Aquellos UFOs de los 70

‘La Amatxo’, de Daniel Tamayo, con la Virgen de Begoña en San Mamés bajo un haz de luz de un ovni. Colección de Luis Alfonso Gámez.
‘La Amatxo’, de Daniel Tamayo, con la Virgen de Begoña en San Mamés bajo un haz de luz de un ovni. Colección de Luis Alfonso Gámez.

El acrónimo UFO lo acuñó Edward Ruppelt, capitán de la Fuerza Aérea de Estados Unidos, a principios de los años 50. Primer jefe del Proyecto Libro Azul, la iniciativa militar para el estudio de los platillos volantes, sustituyó esta última denominación por la más neutra de Unidentified Flying Object (UFO). En castellano, Objeto Volante No Identificado (OVNI). De UFO vienen ufología y ufonauta -el tripulante del UFO-, términos con los que se familiarizaron varias generaciones de españoles a través de una TVE en blanco y negro en la que el psiquiatra Fernando Jiménez del Oso, el hombre de las marcadas bolsas bajo los ojos y el eterno cigarrillo, narraba increíbles historias de encuentros con alienígenas protagonizados por gente corriente.
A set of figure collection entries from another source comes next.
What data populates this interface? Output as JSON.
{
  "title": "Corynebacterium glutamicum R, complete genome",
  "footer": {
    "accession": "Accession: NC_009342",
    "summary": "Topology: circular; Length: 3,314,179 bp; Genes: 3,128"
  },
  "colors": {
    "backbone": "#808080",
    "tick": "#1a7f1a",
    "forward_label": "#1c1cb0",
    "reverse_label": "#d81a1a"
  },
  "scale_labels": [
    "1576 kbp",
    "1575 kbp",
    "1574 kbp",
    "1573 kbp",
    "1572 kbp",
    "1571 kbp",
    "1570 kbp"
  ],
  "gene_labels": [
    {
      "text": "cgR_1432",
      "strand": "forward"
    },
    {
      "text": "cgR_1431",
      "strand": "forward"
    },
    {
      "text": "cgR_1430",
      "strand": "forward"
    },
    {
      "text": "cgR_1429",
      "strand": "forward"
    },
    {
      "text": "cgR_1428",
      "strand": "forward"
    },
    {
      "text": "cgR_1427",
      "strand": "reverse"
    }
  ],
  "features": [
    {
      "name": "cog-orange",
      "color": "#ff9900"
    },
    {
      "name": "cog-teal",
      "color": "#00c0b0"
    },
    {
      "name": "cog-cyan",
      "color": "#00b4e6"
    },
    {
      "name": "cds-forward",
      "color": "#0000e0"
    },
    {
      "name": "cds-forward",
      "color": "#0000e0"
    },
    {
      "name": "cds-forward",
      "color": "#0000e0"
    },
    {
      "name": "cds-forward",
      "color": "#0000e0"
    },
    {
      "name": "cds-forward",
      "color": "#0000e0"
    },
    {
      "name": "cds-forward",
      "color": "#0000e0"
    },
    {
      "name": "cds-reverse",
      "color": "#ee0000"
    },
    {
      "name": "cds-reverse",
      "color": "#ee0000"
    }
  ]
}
Uno de los que se asomaron a esa ventana a otros mundos fue el artista Fito Ramírez-Escudero (Bilbao, 1955), profesor de la Universidad del País Vasco (UPV) e impulsor de la galería Aire, que ha abierto sus puertas en Bilbao con la exposición colectiva UFO. «En los 70, una época muy dura, los extraterrestres eran un componente de tipo fantástico muy atractivo. Hasta cierto punto, una especie de sustitución de la fe religiosa que habíamos abandonado», recuerda. No en vano, según algunos, los dioses de los libros sagrados eran extraterrestres que nos habían visitado en la Antigüedad y enseñado a levantar pirámides. Otros decían que apariciones como las de Fátima no tenían que ver con la religión, sino con seres de otros mundos. Pero todavía nadie hablaba de Roswell ni del Área 51, y las abducciones eran consideradas una excentricidad dentro de los propios ambientes ufológicos.

Era un mundo ingenuo en el que el saber se transmitía a través de charlas y grupos de aficionados que se reunían periódicamente. Bastaban una colección de recortes de prensa, una grabadora y una cámara de fotos para ser ufólogo, aunque no se supiera identificar en el cielo a Venus –considerado la reina de los ovnis– o se tomaran por una nave de otro mundo las luces rojas y blancas de un coche subiendo por una zigzagueante carretera. El problema del ovni fue siempre el no identificado. Si no se sabe lo que es algo, puede ser cualquier cosa. De hecho, la historia de la ufología tiene entre sus documentos gráficos más memorables planetas, nubes iluminadas por el Sol, reflejos de lámparas en ventanas y hasta moscas aplastadas en ellas.

Según nuestros robots fueron llegando a otros mundos, los ufonautas fueron alejándose. Hace tiempo que no hay marcianos ni venusianos. Por no haber, hace años que no hay ni una foto decente de un ovni. Ni siquiera borrosa. La ubicua fotografía digital ha matado a los UFOs, pero los platillos volantes han triunfado: ellos y sus tripulantes son, por méritos propios, parte de la cultura popular, recordatorios de un tiempo en el que queríamos creer.

Artículo publicado en el diario El Correo el 14 de abril de 2018 y en Magonia el 17 de abril de 2018.